Le memang bahagia dengan Dewa. Beberapa hari setelah itu, aku melihat foto-foto Re dan Dewa di facebook. Mereka terlihat bahagia. Menyeduh kopi bersama dengan balutan kebahagian dan romantisme yang menyala. Mereka terlihat saling mencintai dan tak ada paksaan untuk kata cinta di antara mereka. Berbeda dengan Dewa yang aku kenal dulu. Cintanya dengan ku, benar-benar dipaksakan. Aku yang meminta, aku yang menciptakan, dia yang menghancurkan dan hanya aku yang terpuruk dalam kesia-siaan. Berbulan-belan waktu berlalu. Kemesraan Dewa dan Leora semakin asik untuk kusimak. Ada sedikit rasa iri karena tanpa sakit yang perih Leora menemukan cinta sejatinya. Ada perasaan gundah, kenapa Dewa bersikap sebegitunya padaku dulu. Dan Le, kenapa sekarang Le berubah sikap padaku.....

“Seandainya kamu lebih dahulu menjalin hubungan denganku kita pasti bisa foto berempat dan menyeduh secangkir kopi bersama.” Kata Juna yang ternyata mengamatiku sejak tadi. Aku hanya terdiam. Hingga dia duduk di sebelahku dan mengajakku menatap matanya. Tak ada kata yang muncul. Dia hanya memandangiku dengan tatapan yang berbeda. Aku tak mengerti. Seperti mengintimidasiku untuk bersuara menyampaikan isi hatiku. Tapi aku hanya bisa membisu.

“Le berbeda sejak jalan sama Dewa.” Kataku pelan.

“Dia menjauh?”

Aku hanya bisa mengangguk sambil tetap menatap Juna.

“Terkadang, kita harus merelakan sahabat kita demi kebahagiaannya sendiri. Iklas memang susah. Tapi setiap orang punya kehidupan masing-masing. Kita tak bisa mengusik karena kita juga mandapatkan porsi kebahagiaan sendiri. Kapan lagi kamu bisa melihat Le, bahagia dengan Pria yang benar-benar ia cintai.”

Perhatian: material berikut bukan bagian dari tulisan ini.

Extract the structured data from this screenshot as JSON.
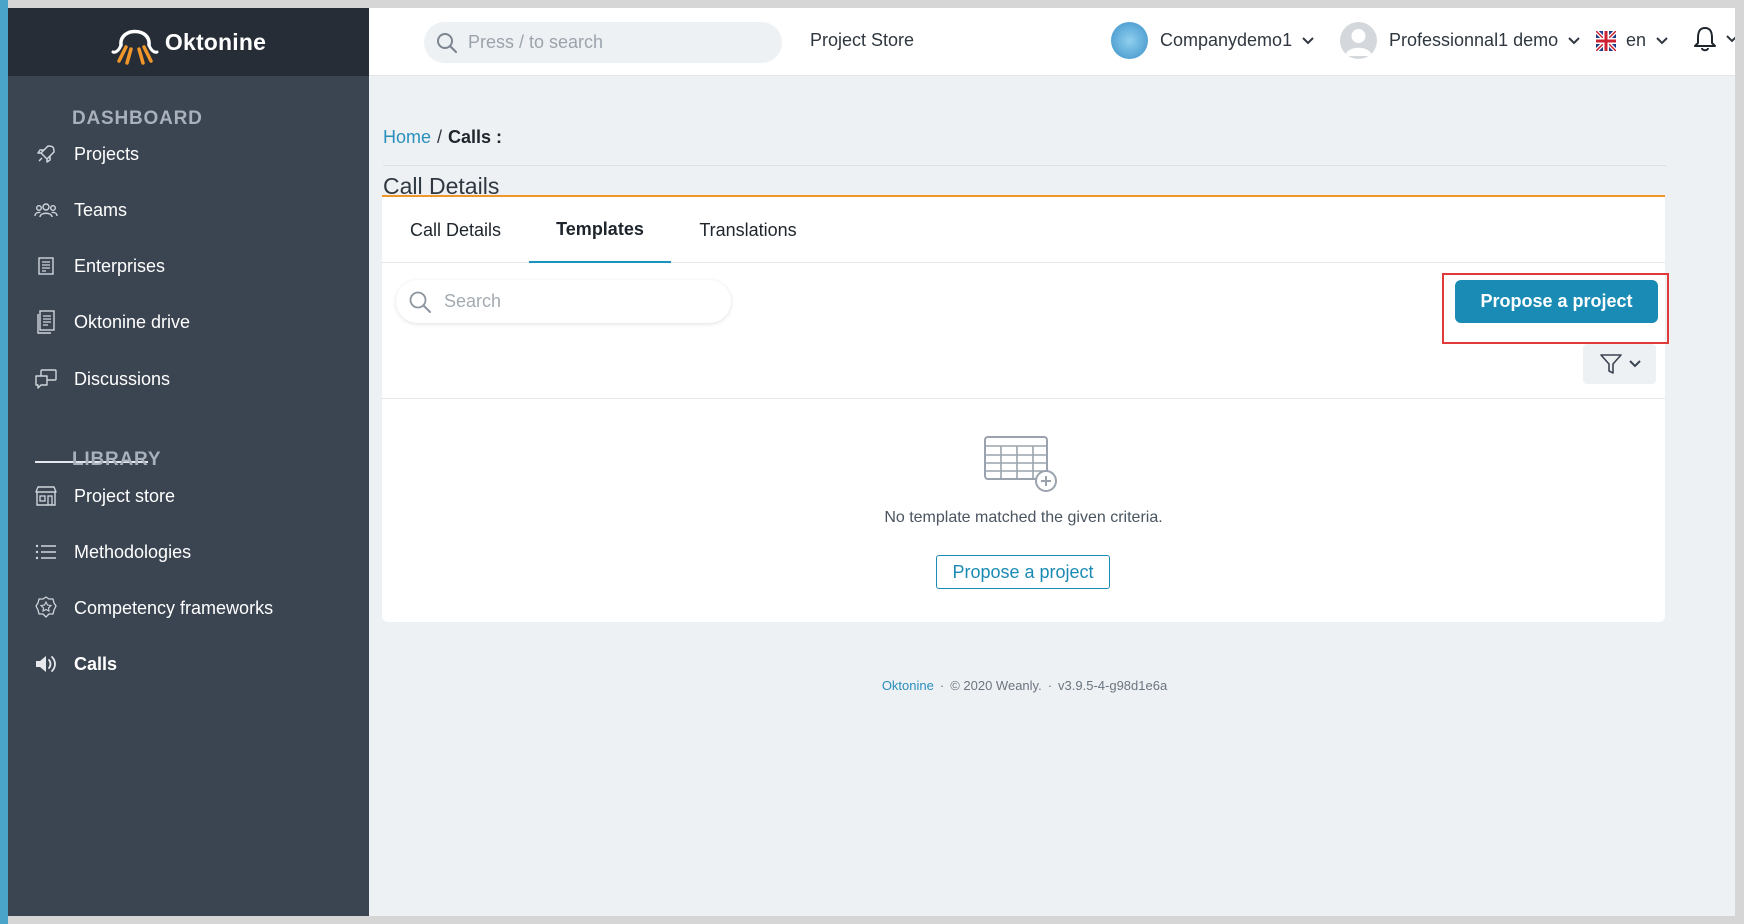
{
  "brand": {
    "name": "Oktonine"
  },
  "sidebar": {
    "sections": [
      {
        "title": "DASHBOARD"
      },
      {
        "title": "LIBRARY"
      }
    ],
    "items": [
      {
        "label": "Projects",
        "icon": "rocket-icon"
      },
      {
        "label": "Teams",
        "icon": "team-icon"
      },
      {
        "label": "Enterprises",
        "icon": "building-icon"
      },
      {
        "label": "Oktonine drive",
        "icon": "document-icon"
      },
      {
        "label": "Discussions",
        "icon": "chat-icon"
      },
      {
        "label": "Project store",
        "icon": "store-icon"
      },
      {
        "label": "Methodologies",
        "icon": "list-icon"
      },
      {
        "label": "Competency frameworks",
        "icon": "badge-icon"
      },
      {
        "label": "Calls",
        "icon": "megaphone-icon"
      }
    ]
  },
  "topbar": {
    "search_placeholder": "Press / to search",
    "project_store": "Project Store",
    "company": "Companydemo1",
    "user": "Professionnal1 demo",
    "language": "en"
  },
  "breadcrumb": {
    "home": "Home",
    "separator": "/",
    "current": "Calls :"
  },
  "page": {
    "title": "Call Details"
  },
  "tabs": [
    {
      "label": "Call Details",
      "active": false
    },
    {
      "label": "Templates",
      "active": true
    },
    {
      "label": "Translations",
      "active": false
    }
  ],
  "templates": {
    "search_placeholder": "Search",
    "propose_button": "Propose a project",
    "empty_message": "No template matched the given criteria.",
    "empty_action": "Propose a project"
  },
  "footer": {
    "brand": "Oktonine",
    "copyright": "© 2020 Weanly.",
    "version": "v3.9.5-4-g98d1e6a"
  },
  "colors": {
    "accent": "#1a8bb4",
    "sidebar": "#3b4451",
    "brand_bar": "#272d36",
    "tab_rule": "#f0962b",
    "highlight": "#e03a3a"
  }
}
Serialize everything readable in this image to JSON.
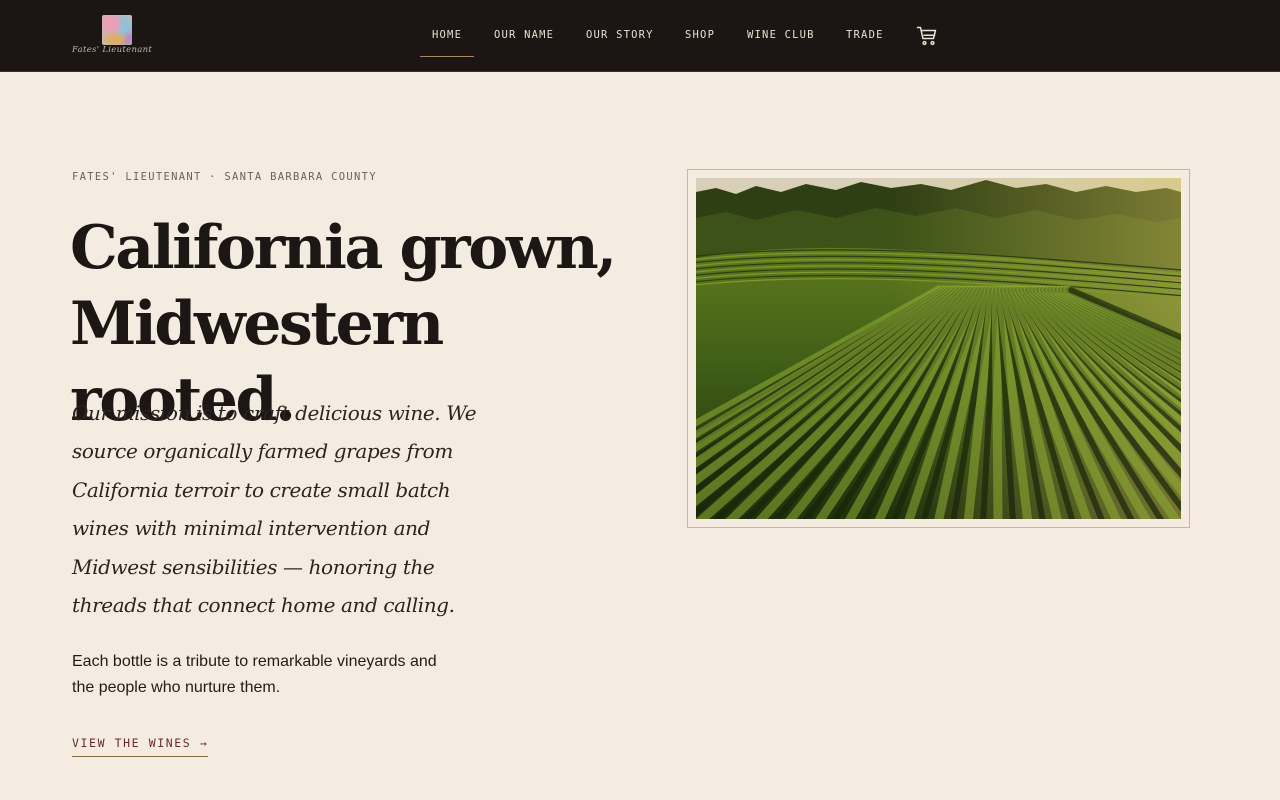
{
  "header": {
    "logo_text": "Fates' Lieutenant",
    "nav": [
      {
        "label": "HOME",
        "active": true
      },
      {
        "label": "OUR NAME"
      },
      {
        "label": "OUR STORY"
      },
      {
        "label": "SHOP"
      },
      {
        "label": "WINE CLUB"
      },
      {
        "label": "TRADE"
      }
    ],
    "cart_icon": "shopping-cart-icon"
  },
  "hero": {
    "eyebrow": "FATES' LIEUTENANT · SANTA BARBARA COUNTY",
    "headline_line1": "California grown,",
    "headline_line2": "Midwestern rooted.",
    "mission": "Our mission is to craft delicious wine. We source organically farmed grapes from California terroir to create small batch wines with minimal intervention and Midwest sensibilities — honoring the threads that connect home and calling.",
    "tribute": "Each bottle is a tribute to remarkable vineyards and the people who nurture them.",
    "cta_label": "VIEW THE WINES →",
    "image_subject": "aerial view of vineyard rows"
  },
  "colors": {
    "header_bg": "#1b1613",
    "page_bg": "#f4ece0",
    "accent_underline": "#a8895d",
    "cta_text": "#6b2a24",
    "frame_border": "#cbb896"
  }
}
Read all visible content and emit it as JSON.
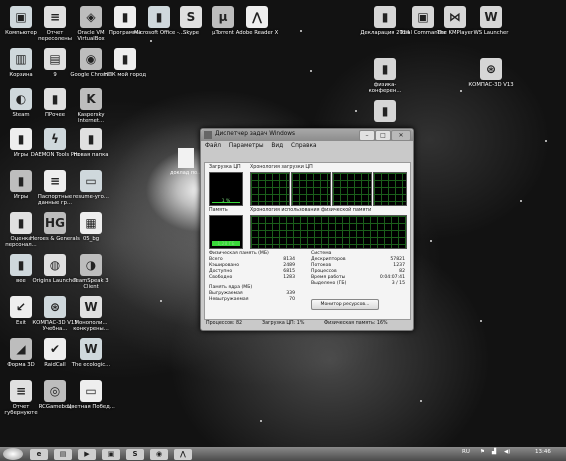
{
  "desktop": {
    "icons": [
      {
        "label": "Компьютер",
        "glyph": "▣",
        "col": 0,
        "row": 0
      },
      {
        "label": "Отчет пересолены",
        "glyph": "≡",
        "col": 1,
        "row": 0
      },
      {
        "label": "Oracle VM VirtualBox",
        "glyph": "◈",
        "col": 2,
        "row": 0
      },
      {
        "label": "Программы",
        "glyph": "▮",
        "col": 3,
        "row": 0
      },
      {
        "label": "Microsoft Office -...",
        "glyph": "▮",
        "col": 4,
        "row": 0
      },
      {
        "label": "Skype",
        "glyph": "S",
        "col": 5,
        "row": 0
      },
      {
        "label": "µTorrent",
        "glyph": "µ",
        "col": 6,
        "row": 0
      },
      {
        "label": "Adobe Reader X",
        "glyph": "⋀",
        "col": 7,
        "row": 0
      },
      {
        "label": "Корзина",
        "glyph": "▥",
        "col": 0,
        "row": 1
      },
      {
        "label": "9",
        "glyph": "▤",
        "col": 1,
        "row": 1
      },
      {
        "label": "Google Chrome",
        "glyph": "◉",
        "col": 2,
        "row": 1
      },
      {
        "label": "НПК мой город",
        "glyph": "▮",
        "col": 3,
        "row": 1
      },
      {
        "label": "Steam",
        "glyph": "◐",
        "col": 0,
        "row": 2
      },
      {
        "label": "ПРочее",
        "glyph": "▮",
        "col": 1,
        "row": 2
      },
      {
        "label": "Kaspersky Internet...",
        "glyph": "K",
        "col": 2,
        "row": 2
      },
      {
        "label": "Игры",
        "glyph": "▮",
        "col": 0,
        "row": 3
      },
      {
        "label": "DAEMON Tools Pro",
        "glyph": "ϟ",
        "col": 1,
        "row": 3
      },
      {
        "label": "Новая папка",
        "glyph": "▮",
        "col": 2,
        "row": 3
      },
      {
        "label": "Игры",
        "glyph": "▮",
        "col": 0,
        "row": 4
      },
      {
        "label": "Паспортные данные гр...",
        "glyph": "≡",
        "col": 1,
        "row": 4
      },
      {
        "label": "resume-уго...",
        "glyph": "▭",
        "col": 2,
        "row": 4
      },
      {
        "label": "Оценка персонал...",
        "glyph": "▮",
        "col": 0,
        "row": 5
      },
      {
        "label": "Heroes & Generals",
        "glyph": "HG",
        "col": 1,
        "row": 5
      },
      {
        "label": "05_bg",
        "glyph": "▦",
        "col": 2,
        "row": 5
      },
      {
        "label": "вее",
        "glyph": "▮",
        "col": 0,
        "row": 6
      },
      {
        "label": "Origins Launcher",
        "glyph": "◍",
        "col": 1,
        "row": 6
      },
      {
        "label": "TeamSpeak 3 Client",
        "glyph": "◑",
        "col": 2,
        "row": 6
      },
      {
        "label": "Exit",
        "glyph": "↙",
        "col": 0,
        "row": 7
      },
      {
        "label": "КОМПАС-3D V13 Учебна...",
        "glyph": "⊛",
        "col": 1,
        "row": 7
      },
      {
        "label": "Монополи... конкурены...",
        "glyph": "W",
        "col": 2,
        "row": 7
      },
      {
        "label": "Форма 3D",
        "glyph": "◢",
        "col": 0,
        "row": 8
      },
      {
        "label": "RaidCall",
        "glyph": "✔",
        "col": 1,
        "row": 8
      },
      {
        "label": "The ecologic...",
        "glyph": "W",
        "col": 2,
        "row": 8
      },
      {
        "label": "Отчет губернуюте",
        "glyph": "≡",
        "col": 0,
        "row": 9
      },
      {
        "label": "RCGamebox",
        "glyph": "◎",
        "col": 1,
        "row": 9
      },
      {
        "label": "Цветная Побед...",
        "glyph": "▭",
        "col": 2,
        "row": 9
      }
    ],
    "right_icons": [
      {
        "label": "Декларация 2014",
        "glyph": "▮"
      },
      {
        "label": "Total Commander",
        "glyph": "▣"
      },
      {
        "label": "The KMPlayer",
        "glyph": "⋈"
      },
      {
        "label": "WS Launcher",
        "glyph": "W"
      },
      {
        "label": "физика-конферен...",
        "glyph": "▮"
      },
      {
        "label": "КОМПАС-3D V13",
        "glyph": "⊛"
      },
      {
        "label": "",
        "glyph": "▮"
      }
    ],
    "doc_label": "доклад по..."
  },
  "task_manager": {
    "title": "Диспетчер задач Windows",
    "menu": [
      "Файл",
      "Параметры",
      "Вид",
      "Справка"
    ],
    "tabs": [
      "Приложения",
      "Процессы",
      "Службы",
      "Быстродействие",
      "Сеть",
      "Пользователи"
    ],
    "active_tab": "Быстродействие",
    "cpu_label": "Загрузка ЦП",
    "cpu_value": "1 %",
    "cpu_history_label": "Хронология загрузки ЦП",
    "mem_label": "Память",
    "mem_value": "1,28 ГБ",
    "mem_history_label": "Хронология использования физической памяти",
    "physical_memory": {
      "heading": "Физическая память (МБ)",
      "rows": [
        [
          "Всего",
          "8134"
        ],
        [
          "Кэшировано",
          "2489"
        ],
        [
          "Доступно",
          "6815"
        ],
        [
          "Свободно",
          "1283"
        ]
      ]
    },
    "system": {
      "heading": "Система",
      "rows": [
        [
          "Дескрипторов",
          "57821"
        ],
        [
          "Потоков",
          "1237"
        ],
        [
          "Процессов",
          "82"
        ],
        [
          "Время работы",
          "0:04:07:41"
        ],
        [
          "Выделено (ГБ)",
          "3 / 15"
        ]
      ]
    },
    "kernel_memory": {
      "heading": "Память ядра (МБ)",
      "rows": [
        [
          "Выгружаемая",
          "339"
        ],
        [
          "Невыгружаемая",
          "70"
        ]
      ]
    },
    "resource_monitor_button": "Монитор ресурсов...",
    "status": {
      "processes": "Процессов: 82",
      "cpu": "Загрузка ЦП: 1%",
      "memory": "Физическая память: 16%"
    }
  },
  "taskbar": {
    "lang": "RU",
    "time": "13:46",
    "apps": [
      "e",
      "▤",
      "▶",
      "▣",
      "S",
      "◉",
      "⋀"
    ]
  }
}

Aku terdiam. Tak bisa berkata. Kehilangan Le, seperti kehilangan separuh jiwaku. Dan kebencian seakan mulai mengalir dalam aliran darahku. Dewa. Kenapa aku merasa dia merampas segalanya dariku? Setelah puas mengorak-ngarik hidupku, dia kembali merebut sahabatku. Tuhan.... aku tak ingin menjadi jahat karena semua ini...... Le bahagia..... tapi kenapa aku sedih?

“Sayang..... coba tataplah aku.” Juna memohon lembut padaku. Dia menatap mataku dalam, dan hatiku larut dalam tatapan matanya. Seakan ada yang lumer dalam diriku dan mengikuti garak hatinya yang tak ku tahu di mana arahnya. “Sayang.....Apa masih kurang kebahagiaan yang aku beri? Seberapa pahit hatimu karena Dewa? Dan seberapa manis lagi yang harus kukeluarkan untuk menghilangkan rasa pahit itu sayang?” tanya Juna lembut.

Aku menunduk limpuh. Seluruh tubuhku kembali kaku. Memang tak seharusnya aku menjadi penghalang kebahagiaan Le dan Dewa. Sakit yang diciptakan Dewa padaku memang tak kan pernah terobati tapi bagaimana pun juga dia kekasih sahabatku. Dan aku punya kebahagiaan tersendiri bersama Juna. Jika aku tak dapat menemukan kebahagiaan yang Juna berikan mungkin sekarang ini aku masih berada dibawah bantal sambil memeluk guling ditemani tisu menangis karena kebahagiaan seseorang yang tak mungkin kuhancurkan. Juna menatapku lekat. Dan aku mendapatkan goresan tanda cinta dalam tatapan matanya. Tak ada yang bisa kukatakan, kecuali bersimpuh di pelukan Juna. Dan berkata, “Sayang, kata terimakasih mungkin tak cukup membalas kebahagiaan yang engkau berikan. Seharusnya aku bersyukur karena cintamu yang jujur.”

*****

Sekarang, tujuh tahun kemudian setelah kejadian itu, secangkir kopi memang terasa nikmat saat kuseduh bersama Juna. Namun tak dapat dipungkiri, kerinduan pada Le... membuat kopi ini terkadang kurang sempurna aromanya.....

“Kamu cantik dengan gaun putih itu sayang....” puji Juna di atas pelamina. Aku hanya tersenyum kecut sambil memandangi seluruh tamu yang hadir. Sedih rasanya yang aku cari tak ada disini.

“Kamu cari Leora?” Juna mencoba menebak isi pikiranku.

“He’eh.... jangan-jangan Leora udah pindah rumah....” aku mulai cemas.

“Emang kamu gimana ngasih undangannya.....?”

“Aku selipin di pintu rumahnya yang dulu kita pernah kesana.... Habisnya pintunya diketuk nggak ada yang jawab.....”

“Ya udah kita tunggu aja sampai nanti.... Pasti dia dateng....” Juna berusaha menghiburku.

Meskipun sudah tujuh tahun kita berpisah, aku tak bisa melupakan Le. Sahabat terbaik yang pernah aku punya. Aku sangat merindukannya. Tak peduli bagaimana kisah itu benar-benar mencuak yang aku tau, aku merindukan Le.

Malam semakin larut. Satu per satu tamu undangan berkurang sedikit demi sedikit. Hatiku masih risau tak melihat Le di acara yang terpenting dalam hidupku ini.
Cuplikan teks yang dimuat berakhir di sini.